Leon gets to grips with DICE’s abandoned ‘Eurostyle’ run and gunner, which has emerged blinking into the light after more than 25 years
I’ll admit that the legend of Ultracore had pretty much passed me by until its recent reemergence.
Legend synopsis: DICE – when they were better known as the people behind the Pinball Dreams/Fantasies/Illusions trilogy rather than the Battlefield folks – were making a side-scrolling run and gun game called Hardcore for Psygnosis back in 1994, before the project was canned very late in the day.
A quarter of a century later, German publisher Strictly Limited picked the game, had the final 1% of development polished off and renamed it for release on the Mega Sg and, subsequently, PS4, Switch and our old friend the PS Vita.
The piece itself, true to its Scandi roots, is very much a ‘Euro’ style game; It has the unmistakable look and feel of a 16-bit title developed outside of Japan, with its grainy pixels, muted palette, stiff animation and interrupt-laden FM chip tunes (also available here in a more lavish ‘CD’ arrangement).
That distinctly European flavour is also highly detectable in the slightly suboptimal locomotion and level design – I fear the perfectly timed pixel-perfect jumps required from around halfway through will deter many of those accustomed to more player-friendly modern titles.
That said, I have played three of the game’s five stages and had a fine time with them.
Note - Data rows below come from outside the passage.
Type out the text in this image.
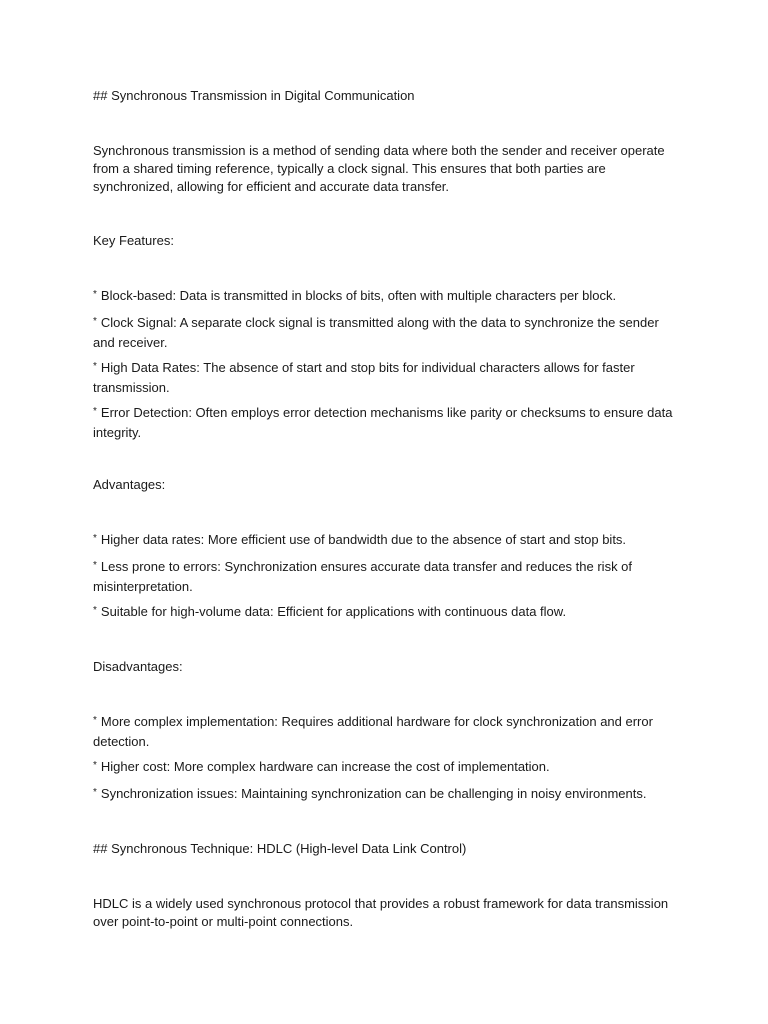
## Synchronous Transmission in Digital Communication

Synchronous transmission is a method of sending data where both the sender and receiver operate from a shared timing reference, typically a clock signal. This ensures that both parties are synchronized, allowing for efficient and accurate data transfer.

Key Features:

* Block-based: Data is transmitted in blocks of bits, often with multiple characters per block.

* Clock Signal: A separate clock signal is transmitted along with the data to synchronize the sender and receiver.

* High Data Rates: The absence of start and stop bits for individual characters allows for faster transmission.

* Error Detection: Often employs error detection mechanisms like parity or checksums to ensure data integrity.

Advantages:

* Higher data rates: More efficient use of bandwidth due to the absence of start and stop bits.

* Less prone to errors: Synchronization ensures accurate data transfer and reduces the risk of misinterpretation.

* Suitable for high-volume data: Efficient for applications with continuous data flow.

Disadvantages:

* More complex implementation: Requires additional hardware for clock synchronization and error detection.

* Higher cost: More complex hardware can increase the cost of implementation.

* Synchronization issues: Maintaining synchronization can be challenging in noisy environments.

## Synchronous Technique: HDLC (High-level Data Link Control)

HDLC is a widely used synchronous protocol that provides a robust framework for data transmission over point-to-point or multi-point connections.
There are signs that DICE were looking to learn from its Japanese peers in the ways of level design; these are not the repetitive sprawling labyrinths of many European games of the era, but fairly tight and logically laid out lairs. Logically that is in videogame level terms, not as realistic facilities, I should add.
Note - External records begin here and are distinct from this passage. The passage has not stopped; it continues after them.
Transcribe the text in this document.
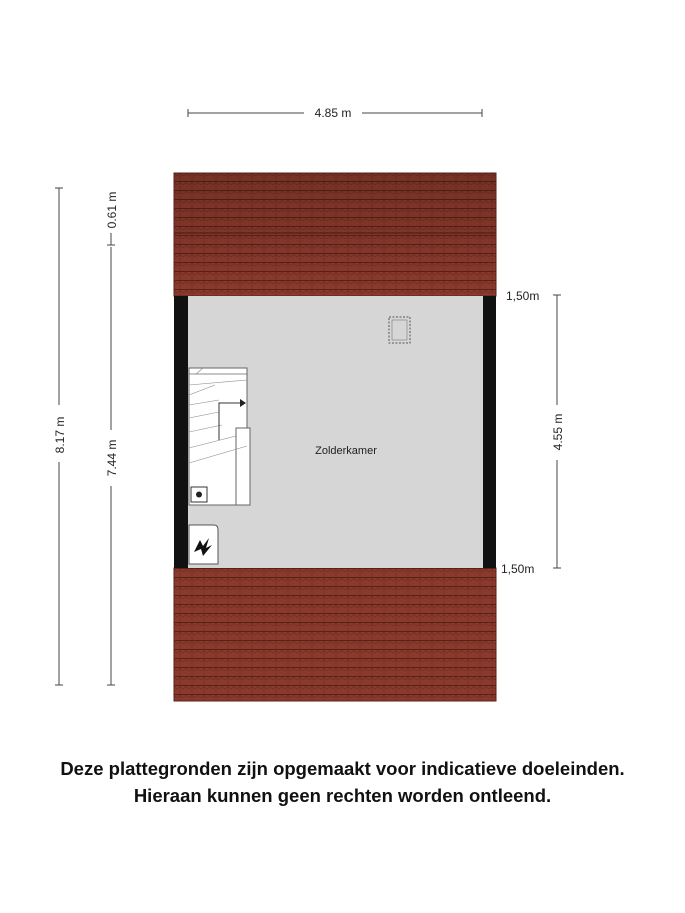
4.85 m
8.17 m
0.61 m
7.44 m
4.55 m
1,50m
1,50m
Zolderkamer
Deze plattegronden zijn opgemaakt voor indicatieve doeleinden.
Hieraan kunnen geen rechten worden ontleend.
I found the moment-to-moment running and gunning of the swarming robot hordes is surprisingly tight and satisfying. While your mechanoid assailants don’t have a great deal of character or distinct AI, they are at least clearable – no infinitely respawning nasties here, mercifully – at least not in the first three-fifths of the game.
Contemporary niceties extend to allowing the player to use the right analogue stick to aim and shoot, however – mystifyingly – these concessions do not extend to any sort of save system beyond a passcode for each level.
Authenticity is appreciated on one level, and the whole package evokes in me a nostalgia for the time that the game was originally intended to come out – which is remarkable for a game that I don’t think I knew existed until recently.
Again however, when players have so much choice these days, even the barrier of having to input a 16 digit key to continue their game each time they load will undoubtedly prove a hurdle too high for some.
I think it’s great that Ultracore has seen the light of day on some of today’s most popular consoles. Despite some maddening sequences of sudden deaths, the game keeps me wanting to progress with its reasonably generous checkpointing and extra lives quota – as well as some of those extremely noddable tunes.
Noting Ultracore’s title and lineage, I was anticipating something so brutal and infuriating that I might considered it to be all but ‘unplayable’ in the modern era, yet I have not found that to be the case.
I’m more than happy to keep this gritty 90s throwback installed alongside the likes of Gunlord X and Xeno Crisis in my treasured ‘blasts from the past’ folder.
Leon played the game on PS4 (Pro) using a code supplied by the game’s PR.